Captive Uncle Tom, then, was a hero – a devout and pious Christian who will not be swayed from his faith, even at the peril of bodily harm and death. In fact, Stowe presented Uncle Tom as a Christ-like figure. Like Jesus, he suffers agonies inflicted by malicious secular people. And like Jesus, Uncle Tom sacrifices his life for the sins of humankind, to save his oppressors as well as his own people. However, his martyrdom goes hand in hand with his symbolic emasculation. By turning Uncle Tom into Eva’s patron-friend, Stowe intellectually and sexually castrates him. Uncle Tom might have been a hero to most white readers, but for many Black readers, he was an anti-hero. His passivity disavowed Black agency and discouraged Black aggression. If Uncle Tom chooses to acquiesce to his own subordination and yet remains the novel’s hero, where did that leave Black men who resisted their oppression?
Simon Legree beating Uncle Tom, illustration, c. 1885.
However, within the context of the novel, both whites and Blacks look up to Uncle Tom. Yet his literary stature did not last. When profit-minded entrepreneurs and theatre producers lifted the character of Uncle Tom from the pages of Stowe’s novel and situated him on memorabilia, consumer goods, and eventually the minstrel theatrical stage, his character began its precipitous decline from hero to pejorative stereotype.
Uncle Tom’s Cabin was not just a work of abolitionist fiction penned by a writer fervently convinced that slavery was patently immoral. It also marked the beginning of a cultural, commercial, ideological, and theatrical phenomenon that would last long after the book dropped off the bestseller lists.

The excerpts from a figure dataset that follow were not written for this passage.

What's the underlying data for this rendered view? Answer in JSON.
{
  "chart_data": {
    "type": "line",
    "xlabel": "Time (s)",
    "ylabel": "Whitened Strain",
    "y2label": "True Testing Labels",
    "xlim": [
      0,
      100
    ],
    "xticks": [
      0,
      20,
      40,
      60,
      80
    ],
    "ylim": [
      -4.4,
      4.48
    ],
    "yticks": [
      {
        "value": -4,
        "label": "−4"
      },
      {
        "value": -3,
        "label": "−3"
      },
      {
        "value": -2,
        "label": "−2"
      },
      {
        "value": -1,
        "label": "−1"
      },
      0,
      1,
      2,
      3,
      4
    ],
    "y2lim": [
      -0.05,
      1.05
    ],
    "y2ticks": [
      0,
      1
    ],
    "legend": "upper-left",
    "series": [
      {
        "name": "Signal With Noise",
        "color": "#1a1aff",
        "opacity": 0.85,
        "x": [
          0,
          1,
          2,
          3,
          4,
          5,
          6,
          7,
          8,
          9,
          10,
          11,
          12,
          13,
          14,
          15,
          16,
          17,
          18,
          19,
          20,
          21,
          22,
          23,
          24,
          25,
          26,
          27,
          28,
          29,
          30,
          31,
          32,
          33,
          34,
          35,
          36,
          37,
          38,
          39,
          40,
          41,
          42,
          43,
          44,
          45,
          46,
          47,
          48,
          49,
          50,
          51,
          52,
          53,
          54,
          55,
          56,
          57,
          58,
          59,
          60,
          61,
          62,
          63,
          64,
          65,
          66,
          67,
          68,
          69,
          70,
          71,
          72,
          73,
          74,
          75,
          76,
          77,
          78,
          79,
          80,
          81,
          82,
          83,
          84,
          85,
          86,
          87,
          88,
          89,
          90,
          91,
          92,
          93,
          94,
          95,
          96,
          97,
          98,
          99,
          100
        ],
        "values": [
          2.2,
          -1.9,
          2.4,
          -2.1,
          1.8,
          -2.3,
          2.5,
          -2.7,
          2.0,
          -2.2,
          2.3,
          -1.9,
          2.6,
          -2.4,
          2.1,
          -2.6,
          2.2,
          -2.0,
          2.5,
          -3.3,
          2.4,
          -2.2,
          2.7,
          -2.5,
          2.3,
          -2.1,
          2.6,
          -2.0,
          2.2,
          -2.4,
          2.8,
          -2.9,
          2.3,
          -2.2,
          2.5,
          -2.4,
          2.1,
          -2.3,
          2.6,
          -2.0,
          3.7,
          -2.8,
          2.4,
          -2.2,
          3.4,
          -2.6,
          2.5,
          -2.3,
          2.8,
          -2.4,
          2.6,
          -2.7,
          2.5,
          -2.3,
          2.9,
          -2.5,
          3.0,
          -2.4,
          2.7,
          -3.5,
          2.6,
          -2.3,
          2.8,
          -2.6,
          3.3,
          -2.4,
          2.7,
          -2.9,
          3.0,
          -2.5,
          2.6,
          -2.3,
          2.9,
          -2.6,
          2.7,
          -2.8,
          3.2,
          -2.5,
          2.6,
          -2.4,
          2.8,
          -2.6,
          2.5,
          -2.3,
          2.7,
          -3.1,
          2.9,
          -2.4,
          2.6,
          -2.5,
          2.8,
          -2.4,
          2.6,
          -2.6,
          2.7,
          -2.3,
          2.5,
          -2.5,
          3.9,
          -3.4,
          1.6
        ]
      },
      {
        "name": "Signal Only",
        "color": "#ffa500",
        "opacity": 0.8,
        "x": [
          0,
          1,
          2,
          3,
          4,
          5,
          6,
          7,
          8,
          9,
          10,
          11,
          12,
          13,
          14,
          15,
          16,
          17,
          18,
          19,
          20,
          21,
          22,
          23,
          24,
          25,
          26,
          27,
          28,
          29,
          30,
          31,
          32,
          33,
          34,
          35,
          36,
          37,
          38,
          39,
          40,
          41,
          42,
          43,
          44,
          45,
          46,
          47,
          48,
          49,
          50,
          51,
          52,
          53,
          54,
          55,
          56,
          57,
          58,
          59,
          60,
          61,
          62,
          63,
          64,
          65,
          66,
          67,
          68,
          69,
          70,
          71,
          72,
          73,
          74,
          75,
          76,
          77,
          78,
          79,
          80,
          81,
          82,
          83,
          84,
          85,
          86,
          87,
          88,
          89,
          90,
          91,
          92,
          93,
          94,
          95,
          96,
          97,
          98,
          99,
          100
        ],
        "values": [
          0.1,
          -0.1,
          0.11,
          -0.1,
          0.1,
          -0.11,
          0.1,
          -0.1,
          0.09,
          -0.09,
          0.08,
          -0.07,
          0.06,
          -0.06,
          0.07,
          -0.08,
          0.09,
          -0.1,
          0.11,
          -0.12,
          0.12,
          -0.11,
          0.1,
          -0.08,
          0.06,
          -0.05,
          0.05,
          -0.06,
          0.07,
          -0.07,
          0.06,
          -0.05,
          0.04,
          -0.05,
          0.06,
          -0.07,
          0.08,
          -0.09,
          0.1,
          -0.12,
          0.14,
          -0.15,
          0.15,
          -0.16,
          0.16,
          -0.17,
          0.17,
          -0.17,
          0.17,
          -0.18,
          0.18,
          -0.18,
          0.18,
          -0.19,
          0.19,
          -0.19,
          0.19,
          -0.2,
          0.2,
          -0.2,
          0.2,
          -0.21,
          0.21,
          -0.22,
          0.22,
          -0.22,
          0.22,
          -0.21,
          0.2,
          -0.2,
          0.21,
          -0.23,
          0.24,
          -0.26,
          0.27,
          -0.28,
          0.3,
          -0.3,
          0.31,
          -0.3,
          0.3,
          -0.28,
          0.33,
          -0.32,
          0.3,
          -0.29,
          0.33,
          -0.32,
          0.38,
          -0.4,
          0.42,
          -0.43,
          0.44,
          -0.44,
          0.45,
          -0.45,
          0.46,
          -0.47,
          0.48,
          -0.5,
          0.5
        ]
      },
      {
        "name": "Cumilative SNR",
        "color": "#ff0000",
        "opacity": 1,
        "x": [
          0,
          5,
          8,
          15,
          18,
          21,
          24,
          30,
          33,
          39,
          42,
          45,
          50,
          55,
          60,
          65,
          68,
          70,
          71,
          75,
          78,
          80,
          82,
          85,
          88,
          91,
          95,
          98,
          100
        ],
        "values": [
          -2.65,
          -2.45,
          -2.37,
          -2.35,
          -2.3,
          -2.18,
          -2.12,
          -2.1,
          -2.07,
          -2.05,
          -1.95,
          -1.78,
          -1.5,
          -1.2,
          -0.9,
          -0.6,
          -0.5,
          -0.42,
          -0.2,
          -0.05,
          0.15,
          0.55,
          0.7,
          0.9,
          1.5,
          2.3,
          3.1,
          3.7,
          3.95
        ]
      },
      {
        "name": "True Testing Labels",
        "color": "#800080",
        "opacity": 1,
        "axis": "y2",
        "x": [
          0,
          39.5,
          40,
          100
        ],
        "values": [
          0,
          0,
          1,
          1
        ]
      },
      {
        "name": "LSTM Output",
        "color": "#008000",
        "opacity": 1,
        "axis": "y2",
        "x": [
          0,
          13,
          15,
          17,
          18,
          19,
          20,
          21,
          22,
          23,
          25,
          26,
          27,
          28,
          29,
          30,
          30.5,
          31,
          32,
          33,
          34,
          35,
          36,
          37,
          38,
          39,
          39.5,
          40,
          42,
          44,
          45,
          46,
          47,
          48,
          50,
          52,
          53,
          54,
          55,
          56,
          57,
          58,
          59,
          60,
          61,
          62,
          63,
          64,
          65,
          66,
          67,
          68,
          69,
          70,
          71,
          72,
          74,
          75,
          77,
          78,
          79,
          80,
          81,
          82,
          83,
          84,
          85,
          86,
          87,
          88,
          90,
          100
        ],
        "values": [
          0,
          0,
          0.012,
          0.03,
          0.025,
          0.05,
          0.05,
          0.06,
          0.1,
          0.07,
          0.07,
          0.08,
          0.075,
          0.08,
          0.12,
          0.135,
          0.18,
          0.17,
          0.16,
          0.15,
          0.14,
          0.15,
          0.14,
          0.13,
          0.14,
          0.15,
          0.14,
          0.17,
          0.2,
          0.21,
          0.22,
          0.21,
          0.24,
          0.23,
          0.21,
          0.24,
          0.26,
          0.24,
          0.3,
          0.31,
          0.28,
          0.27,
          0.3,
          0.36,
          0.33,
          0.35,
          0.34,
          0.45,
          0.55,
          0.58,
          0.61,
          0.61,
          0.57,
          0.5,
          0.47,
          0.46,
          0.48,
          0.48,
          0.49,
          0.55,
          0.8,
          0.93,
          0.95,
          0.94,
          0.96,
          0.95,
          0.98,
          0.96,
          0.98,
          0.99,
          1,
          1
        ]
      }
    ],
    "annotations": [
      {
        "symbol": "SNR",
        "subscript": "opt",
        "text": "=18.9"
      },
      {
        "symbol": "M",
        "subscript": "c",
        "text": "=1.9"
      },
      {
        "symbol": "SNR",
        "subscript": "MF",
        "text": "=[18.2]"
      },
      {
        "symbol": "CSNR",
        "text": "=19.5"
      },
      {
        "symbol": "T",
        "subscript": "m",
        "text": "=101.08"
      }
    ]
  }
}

Shortly after the book was published, related merchandise flooded the market, including Uncle Tom soap, Uncle Tom almanacs and song-books, Uncle Tom wallpaper with panels representing key scenes in the story, and cute Topsy dolls for little English and American Evas to comfort and cherish.

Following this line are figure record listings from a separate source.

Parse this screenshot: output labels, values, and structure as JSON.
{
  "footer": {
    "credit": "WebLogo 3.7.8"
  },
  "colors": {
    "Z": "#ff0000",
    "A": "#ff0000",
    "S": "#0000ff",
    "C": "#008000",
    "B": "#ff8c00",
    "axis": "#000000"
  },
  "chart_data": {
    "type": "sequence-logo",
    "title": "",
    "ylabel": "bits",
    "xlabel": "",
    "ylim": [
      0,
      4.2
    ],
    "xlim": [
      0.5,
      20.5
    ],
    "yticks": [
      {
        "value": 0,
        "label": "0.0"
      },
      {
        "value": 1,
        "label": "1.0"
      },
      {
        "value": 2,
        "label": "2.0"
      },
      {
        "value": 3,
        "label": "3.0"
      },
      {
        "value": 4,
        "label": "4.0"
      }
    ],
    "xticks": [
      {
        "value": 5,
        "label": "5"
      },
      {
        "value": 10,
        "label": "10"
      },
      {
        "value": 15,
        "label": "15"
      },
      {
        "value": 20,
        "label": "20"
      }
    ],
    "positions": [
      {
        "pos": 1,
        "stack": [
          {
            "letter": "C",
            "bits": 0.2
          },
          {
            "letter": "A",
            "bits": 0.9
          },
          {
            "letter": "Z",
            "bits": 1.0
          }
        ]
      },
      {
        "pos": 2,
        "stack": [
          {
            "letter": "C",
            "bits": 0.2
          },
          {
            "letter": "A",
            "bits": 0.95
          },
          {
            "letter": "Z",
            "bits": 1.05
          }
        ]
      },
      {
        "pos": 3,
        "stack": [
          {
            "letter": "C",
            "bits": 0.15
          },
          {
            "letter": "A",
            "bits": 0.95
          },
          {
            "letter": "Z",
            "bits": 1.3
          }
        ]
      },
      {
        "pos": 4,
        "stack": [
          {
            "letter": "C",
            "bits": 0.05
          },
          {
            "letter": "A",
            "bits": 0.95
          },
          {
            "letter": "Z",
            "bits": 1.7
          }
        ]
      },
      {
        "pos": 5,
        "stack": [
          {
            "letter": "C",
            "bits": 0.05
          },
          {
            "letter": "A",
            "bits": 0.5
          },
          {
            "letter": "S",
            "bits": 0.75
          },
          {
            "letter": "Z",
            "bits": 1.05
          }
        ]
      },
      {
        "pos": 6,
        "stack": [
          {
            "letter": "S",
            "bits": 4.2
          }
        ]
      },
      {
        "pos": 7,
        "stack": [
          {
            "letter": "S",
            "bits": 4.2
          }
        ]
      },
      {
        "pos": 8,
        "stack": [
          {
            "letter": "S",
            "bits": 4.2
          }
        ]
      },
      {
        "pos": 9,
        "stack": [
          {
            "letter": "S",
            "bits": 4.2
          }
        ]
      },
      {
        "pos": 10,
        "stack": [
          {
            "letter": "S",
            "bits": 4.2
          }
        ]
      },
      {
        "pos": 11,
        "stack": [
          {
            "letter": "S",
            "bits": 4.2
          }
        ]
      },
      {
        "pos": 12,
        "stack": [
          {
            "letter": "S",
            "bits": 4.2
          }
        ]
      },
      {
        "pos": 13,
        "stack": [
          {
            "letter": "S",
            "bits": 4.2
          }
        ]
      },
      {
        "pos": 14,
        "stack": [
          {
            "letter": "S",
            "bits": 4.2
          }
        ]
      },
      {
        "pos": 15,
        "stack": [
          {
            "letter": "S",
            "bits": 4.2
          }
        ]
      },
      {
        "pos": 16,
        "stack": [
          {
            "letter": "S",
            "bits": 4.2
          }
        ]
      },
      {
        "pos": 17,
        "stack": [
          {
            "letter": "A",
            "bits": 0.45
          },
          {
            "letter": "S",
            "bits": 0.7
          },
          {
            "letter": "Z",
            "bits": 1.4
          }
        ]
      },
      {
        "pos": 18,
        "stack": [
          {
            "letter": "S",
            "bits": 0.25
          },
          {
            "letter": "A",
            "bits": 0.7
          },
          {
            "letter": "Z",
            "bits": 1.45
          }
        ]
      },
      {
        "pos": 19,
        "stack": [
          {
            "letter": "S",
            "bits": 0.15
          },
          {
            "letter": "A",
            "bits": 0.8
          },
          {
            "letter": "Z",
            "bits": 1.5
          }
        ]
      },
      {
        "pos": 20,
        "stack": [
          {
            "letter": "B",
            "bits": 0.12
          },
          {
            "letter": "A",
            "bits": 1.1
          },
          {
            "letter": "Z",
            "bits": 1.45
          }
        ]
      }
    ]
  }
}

Uncle Tom also influenced nineteenth-century fashions. In New York, gentlemen began sporting the ‘St. Clare hat’ – a reference to Eva’s father, the Southern plantation owner who buys Tom early in the story. Meanwhile, fashionable ladies bought ‘Uncle Tom tippets’ and scarves printed with scenes from the novel. According to accounts in the New York Illustrated News, ‘Eliza’ dresses were reported as the rage in Paris.7
At mid-nineteenth century, Uncle Tom’s Cabin existed only as a novel, but in the decades that followed, the novel morphed into a global sensation affecting consumer, visual, and literary cultures. The ‘Tom mania’ that would dominate the 1860s was driven by a combination of increasingly sophisticated consumer manufacturing technologies but also images. With technological advancements in lithographic printing, the circulation of images of Uncle Tom became just as important as his literary character.